Красноречивыми оказываются и заказ осенью 1918 года в США купюр не какого‑либо, а именно… 50‑копеечного достоинства (эти «бумажные полтинники» на сумму в 25000000 рублей прибыли в Омск 7 июня 1919‑го), и почтовые тарифы весны 1919 года (25 копеек за пересылку открытки, 35 – за простое закрытое письмо), и подготовка – уже в октябре 1919 года, менее чем за месяц до падения Омска! – гербовых марок, наибольший номинал которых должен был равняться 15 рублям, а первоочередная эмиссия (к 15 ноября) состояла бы из марок по 20 и 75 копеек. И даже если признавать недостаточную урегулированность финансовой политики Российского Правительства, подобные свидетельства говорят, что при усиленном, казалось бы, производстве денежных знаков рынок все‑таки не оказывался наводненным ими настолько, чтобы цены поднялись неимоверно, а мелкие купюры окончательно вышли бы из оборота. Да и вообще печальная судьба, постигшая в конце концов «сибирскую валюту», отнюдь не была уделом только денежных знаков, которые выпускала проигравшая войну сторона: вспомним, что победители‑большевики, несмотря на свою победу, сразу же по окончании Гражданской войны, то есть в ситуации, когда им никто больше не противодействовал, оказались перед лицом тяжелейшего финансового кризиса с его пресловутыми «лимонами» и «лимонардами» – обесцененными миллионами и миллиардами рублей.

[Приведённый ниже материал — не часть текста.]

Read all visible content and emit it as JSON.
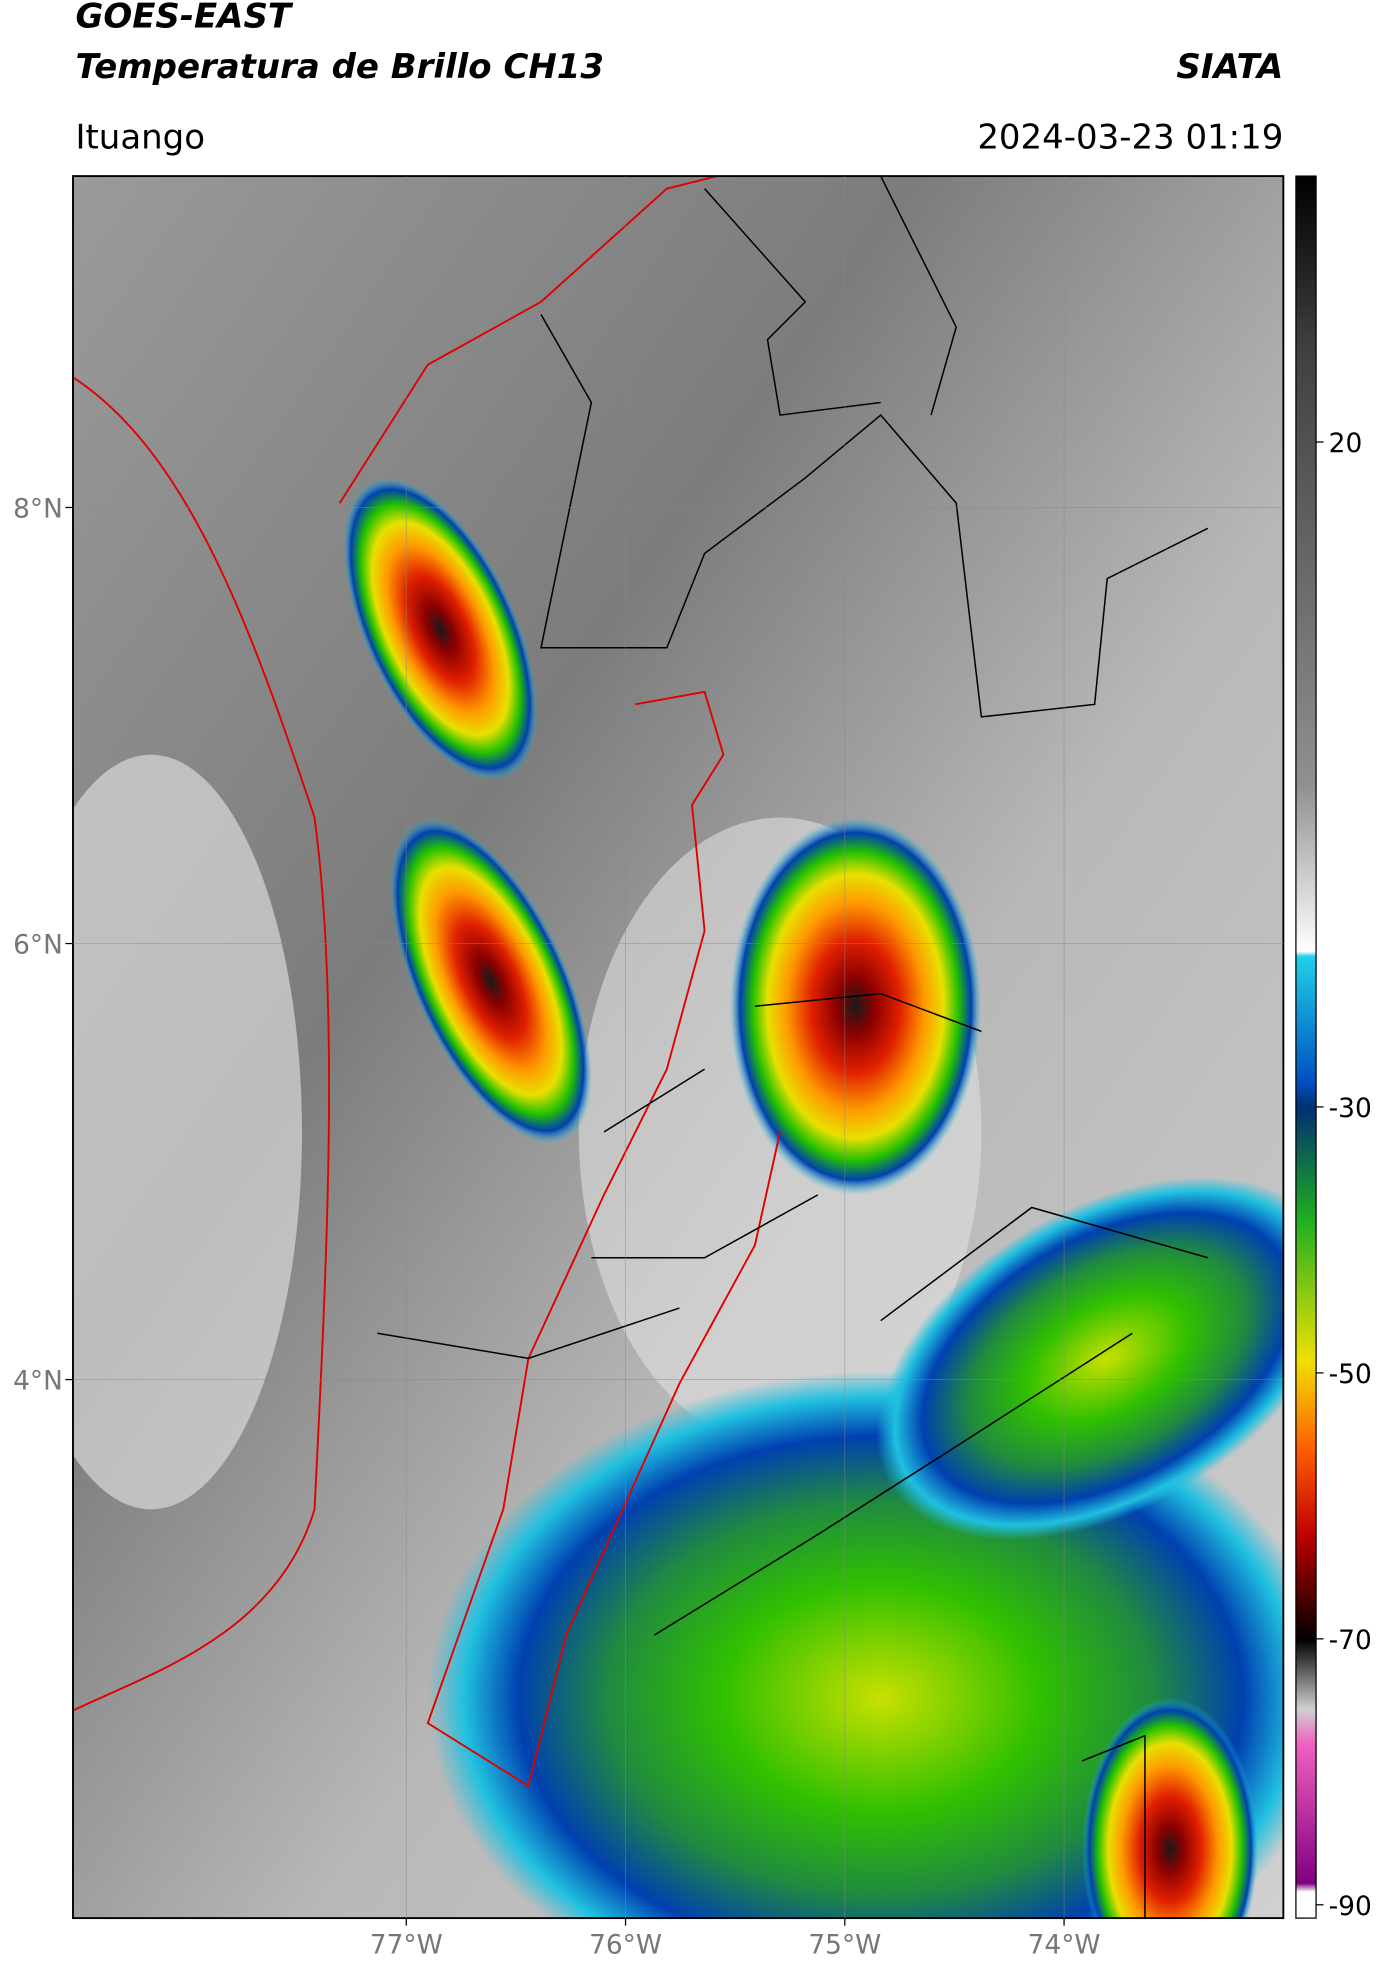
{
  "header": {
    "title": "GOES-EAST",
    "subtitle": "Temperatura de Brillo CH13",
    "source": "SIATA",
    "location": "Ituango",
    "datetime": "2024-03-23 01:19"
  },
  "map": {
    "xlim": [
      -78.52,
      -73.0
    ],
    "ylim": [
      1.53,
      9.52
    ],
    "xticks": [
      {
        "value": -77,
        "label": "77°W"
      },
      {
        "value": -76,
        "label": "76°W"
      },
      {
        "value": -75,
        "label": "75°W"
      },
      {
        "value": -74,
        "label": "74°W"
      }
    ],
    "yticks": [
      {
        "value": 8,
        "label": "8°N"
      },
      {
        "value": 6,
        "label": "6°N"
      },
      {
        "value": 4,
        "label": "4°N"
      }
    ]
  },
  "colorbar": {
    "lim": [
      -91,
      40
    ],
    "ticks": [
      20,
      -30,
      -50,
      -70,
      -90
    ]
  }
}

Что следует из вышеизложенного? Конечно, не нужно рассматривать все это как безоглядную апологию внутренней политики адмирала Колчака и реформ, разрабатываемых и проводимых членами его кабинета. Но детальный анализ этих мер, и даже более детальный, чем в настоящем очерке, насущно необходим, поскольку господствующая до сих пор точка зрения лишена элементарной логики.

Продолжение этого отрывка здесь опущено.